Ajax locomotive getting tougher and tougher to derail
More and more, Ajax is looking like a 270,000-pound locomotive that can’t be derailed.
“It’s ours to lose,” was how project manager Jim Whittaker put it when I sat down Tuesday with him, chief executive officer Marcin Mostowy and community relations manager Norm Thompson.
Our boardroom chat was at least the second for the trio with media that day. Whittaker and Thompson are familiar faces, but this get-together served as a meet-the-press for Mostowy — though he’s been in Canada for a year and a half and says he’s been to Kamloops several times.
He has something of the manner of an accountant and, indeed, he holds a master of finance degree from Wroclaw University of Economics in Poland, and graduated from the London Business School. Before being assigned to guide the Ajax project from its Vancouver office, he was a risk manager for KGHM.
During our discussion, it immediately became clear he’s a strong defender of KGHM both on its environmental and labour relations record (see related letter on this page).

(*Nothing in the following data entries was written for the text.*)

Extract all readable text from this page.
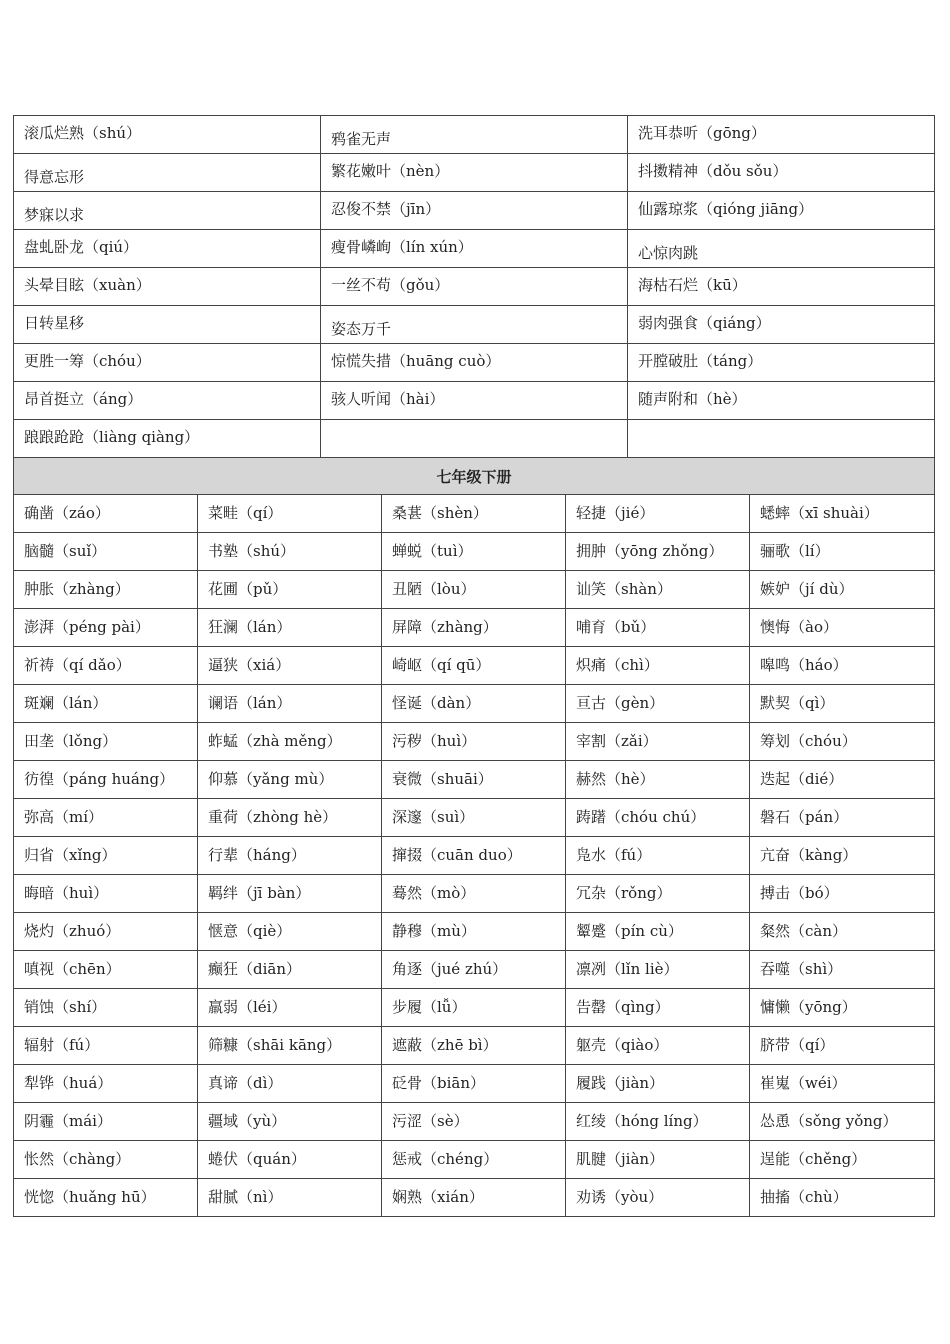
滚瓜烂熟（shú）	鸦雀无声	洗耳恭听（gōng）

得意忘形	繁花嫩叶（nèn）	抖擞精神（dǒu sǒu）

梦寐以求	忍俊不禁（jīn）	仙露琼浆（qióng jiāng）

盘虬卧龙（qiú）	瘦骨嶙峋（lín xún）	心惊肉跳

头晕目眩（xuàn）	一丝不苟（gǒu）	海枯石烂（kū）

日转星移	姿态万千	弱肉强食（qiáng）

更胜一筹（chóu）	惊慌失措（huāng cuò）	开膛破肚（táng）

昂首挺立（áng）	骇人听闻（hài）	随声附和（hè）

踉踉跄跄（liàng qiàng）		

七年级下册				

确凿（záo）	菜畦（qí）	桑葚（shèn）	轻捷（jié）	蟋蟀（xī shuài）

脑髓（suǐ）	书塾（shú）	蝉蜕（tuì）	拥肿（yōng zhǒng）	骊歌（lí）

肿胀（zhàng）	花圃（pǔ）	丑陋（lòu）	讪笑（shàn）	嫉妒（jí dù）

澎湃（péng pài）	狂澜（lán）	屏障（zhàng）	哺育（bǔ）	懊悔（ào）

祈祷（qí dǎo）	逼狭（xiá）	崎岖（qí qū）	炽痛（chì）	嗥鸣（háo）

斑斓（lán）	谰语（lán）	怪诞（dàn）	亘古（gèn）	默契（qì）

田垄（lǒng）	蚱蜢（zhà měng）	污秽（huì）	宰割（zǎi）	筹划（chóu）

彷徨（páng huáng）	仰慕（yǎng mù）	衰微（shuāi）	赫然（hè）	迭起（dié）

弥高（mí）	重荷（zhòng hè）	深邃（suì）	踌躇（chóu chú）	磐石（pán）

归省（xǐng）	行辈（háng）	撺掇（cuān duo）	凫水（fú）	亢奋（kàng）

晦暗（huì）	羁绊（jī bàn）	蓦然（mò）	冗杂（rǒng）	搏击（bó）

烧灼（zhuó）	惬意（qiè）	静穆（mù）	颦蹙（pín cù）	粲然（càn）

嗔视（chēn）	癫狂（diān）	角逐（jué zhú）	凛冽（lǐn liè）	吞噬（shì）

销蚀（shí）	羸弱（léi）	步履（lǚ）	告罄（qìng）	慵懒（yōng）

辐射（fú）	筛糠（shāi kāng）	遮蔽（zhē bì）	躯壳（qiào）	脐带（qí）

犁铧（huá）	真谛（dì）	砭骨（biān）	履践（jiàn）	崔嵬（wéi）

阴霾（mái）	疆域（yù）	污涩（sè）	红绫（hóng líng）	怂恿（sǒng yǒng）

怅然（chàng）	蜷伏（quán）	惩戒（chéng）	肌腱（jiàn）	逞能（chěng）

恍惚（huǎng hū）	甜腻（nì）	娴熟（xián）	劝诱（yòu）	抽搐（chù）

We hadn’t gotten very far before I mused about the split in public opinion, and was about to ask if the partners had done any polling when Thompson pulled out a document called the KGHM Ajax Perception Audit, a poll done by an outfit called NRG Research Group.
NRG is described by Industry Canada as a “leading North American public opinion and market research company,” with offices in Vancouver, Calgary, Winnipeg and Toronto, and associates in Halifax, Montreal and the U.S.
So anyone harbouring the hope that NRG is some home-office pollster that knocks off surveys to suit whoever signs the cheque, or that the poll is off the mark, should think again.
Polling companies live on their reputations, and those reputations depend on valid results obtained from carefully worded questions and rigorously controlled random sampling methodology. But every pollster will tell you his results are good only on the day they’re done — public opinion can turn on a dime, as was demonstrated in the recent Alberta election.
The NRG results come down to one thing — this issue, at the time the twin surveys were taken last September and again last month, has divided the community down the middle. The 52-48 split pro and con, when the plus-or-minus five-per-cent margin of error is considered, means the race for the hearts and minds of the Kamloops public is dead even.
Could it change dramatically, like that Alberta election or so many other political trends? Well, it could, but issues polling tends to show more consistent results than political polls do.
In my humble view, minds have been made up on Ajax, and there’s not much that can change them. The bad news for opponents is that 50-50 isn’t going to get them where they want to be.
The best hope for the stop-Ajax side is that politics intervenes. Now, politicians — including City council and those at senior levels — will feel enabled to vote for the business benefits of the mine.
KGHM Ajax, meanwhile, will stay the course of gradual, controlled public relations. The answer to the question of town hall meetings, for example, was pretty clear in the responses that came across the table on Tuesday — not likely.
As Whittaker said, they feel it’s theirs to lose.